Kelly nodded. “It does, doesn’t it? But it’s also what the United States government did to Indian tribes all over this country. And the reason I know about it, is that very thing happened to my great, great, grandmother when she was just a little girl—about your age. Her people—the Apaches—had lived here for generations—right here in the Chiricahuas, the Dos Cabezas Mountains, and in the surrounding valleys. When the Whites came and the Apaches tried to defend their lands, there was a war. The Apaches lost that war and they were shipped off to a place called Fort Sill, Oklahoma. My great, great grandmother was sent there, too. Although she and her family were prisoners, she somehow fell in love with one of the soldiers guarding the camp. They got married, and she went to live with him back east in Arkansas. But that’s why I’m here in Arizona. It’s also why I’m a history major. I’m trying to find out more about my people—about who they were, where they came from, and what happened to them.”

“For example, this place.” Kelly raised her hand and swept it around the tree-dotted basin where they were camped. “During the Apache Wars, this place was the site of a good deal of fighting mostly because up there—in the canyon—there’s a spring. Wagon trains came through here for that very reason—because of the availability of water. In the 1850’s Nachi, Cochise’s father, attacked one of those trains. Thirty people were killed and/or mutilated. Two of the women were sold down in Mexico. But you have to remember, as far as the Apaches were concerned, they were defending their homeland from unwelcome invaders.
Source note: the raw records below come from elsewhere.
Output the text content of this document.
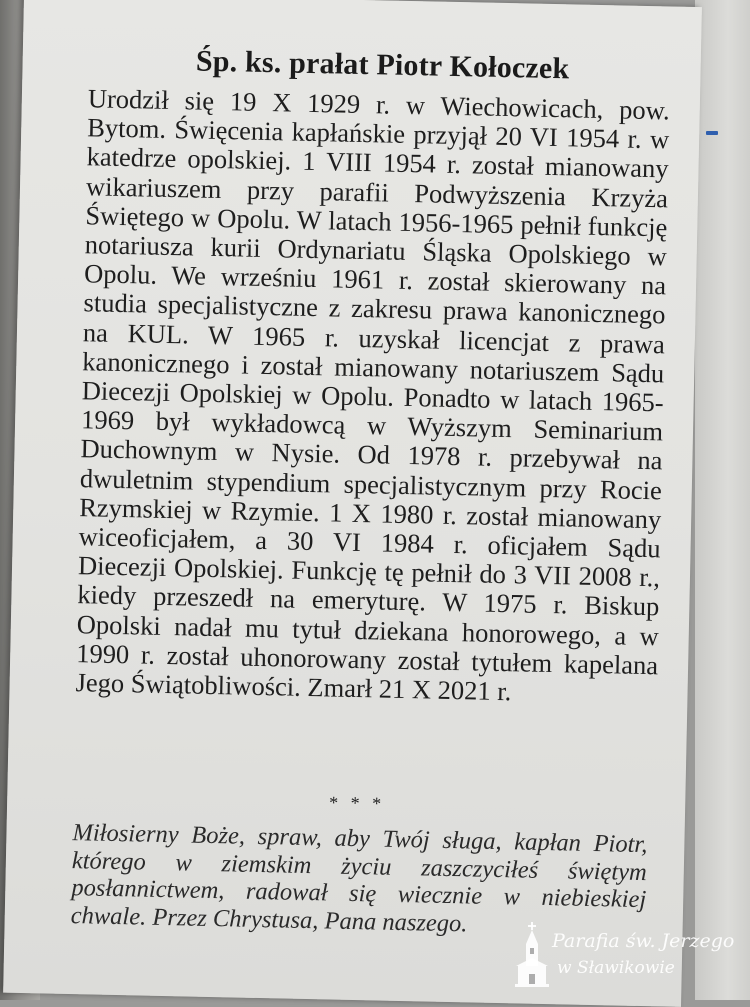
Śp. ks. prałat Piotr Kołoczek
Urodził się 19 X 1929 r. w Wiechowicach, pow. Bytom. Święcenia kapłańskie przyjął 20 VI 1954 r. w katedrze opolskiej. 1 VIII 1954 r. został mianowany wikariuszem przy parafii Podwyższenia Krzyża Świętego w Opolu. W latach 1956-1965 pełnił funkcję notariusza kurii Ordynariatu Śląska Opolskiego w Opolu. We wrześniu 1961 r. został skierowany na studia specjalistyczne z zakresu prawa kanonicznego na KUL. W 1965 r. uzyskał licencjat z prawa kanonicznego i został mianowany notariuszem Sądu Diecezji Opolskiej w Opolu. Ponadto w latach 1965-1969 był wykładowcą w Wyższym Seminarium Duchownym w Nysie. Od 1978 r. przebywał na dwuletnim stypendium specjalistycznym przy Rocie Rzymskiej w Rzymie. 1 X 1980 r. został mianowany wiceoficjałem, a 30 VI 1984 r. oficjałem Sądu Diecezji Opolskiej. Funkcję tę pełnił do 3 VII 2008 r., kiedy przeszedł na emeryturę. W 1975 r. Biskup Opolski nadał mu tytuł dziekana honorowego, a w 1990 r. został uhonorowany został tytułem kapelana Jego Świątobliwości. Zmarł 21 X 2021 r.
* * *
Miłosierny Boże, spraw, aby Twój sługa, kapłan Piotr, którego w ziemskim życiu zaszczyciłeś świętym posłannictwem, radował się wiecznie w niebieskiej chwale. Przez Chrystusa, Pana naszego.
Parafia św. Jerzego
w Sławikowie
“In later years, the dirt road we followed coming up here from the highway was the route for the Butterfield Stage Line. There were several fierce battles waged around the Apache Pass Stage Stop. During one of those battles, Mangas Coloradas, another Apache chief whose name in English means Red Sleeves, was shot and seriously wounded. In the next few days, as we explore this area, I want you to remember that, to some of us, Apache Pass is just as much a sacred battlefield as places like Gettysburg in Pennsylvania or the Normandy beaches in France are to other people.”

“Will we find arrowheads?” Dawn Gaxiola asked.

“Possibly,” Kelly replied. “But arrowheads won’t necessarily be from the time of the Apache Wars. By then, bows and arrows were pretty much passé. The U.S. soldiers had access to guns and gunpowder, and so did the Indians.”

“What about scalping?” Dora Matthews asked. For the first time she seemed somewhat interested in what was being said. “Did the Indians do a lot of that?”

“There was cruelty and mutilation on both sides,” Kelly answered. “A few minutes ago, I mentioned Mangas Coloradas. When Red Sleeves was finally captured, the soldiers who were supposedly guarding him tortured him and then shot him in cold blood. Mangas was big—six foot six. After he was dead, the soldiers scalped him, cut off his head, and then boiled it so they could send his skull to a phrenologist back east who claimed his head was bigger than Daniel Webster’s.

“Yuck!” Dawn said with a shudder. “And what about that other thing you said earlier—a friendologist or something. What’s that?”

“Phrenologist, not friend,” Kelly corrected. “Phrenology was a supposed science that’s now considered bogus. During the 1880s, phrenologists believed they could tell how people would behave by studying the size and shape of their heads.

“But getting back to the Apaches, you have to remember that history books are usually written by the winners. That’s why Indians always end up being the bad guys while the U.S. soldiers who turned the various tribes out of their native lands are regarded as heroes or martyrs.”

“You mean like General Custer?” Cassie asked.

Kelly smiled. “Exactly,” she said. “Now, tomorrow Amber and I will be leading a hike up to the ruins of Fort Bowie. But wherever you go tomorrow or later on, when you visit places like the Wonderland of Rocks or Cochise Stronghold, I want you to bear in mind that Anglos weren’t the first people here. I’d like you to look at the land around here and try to see it through some of those other people’s points of view.”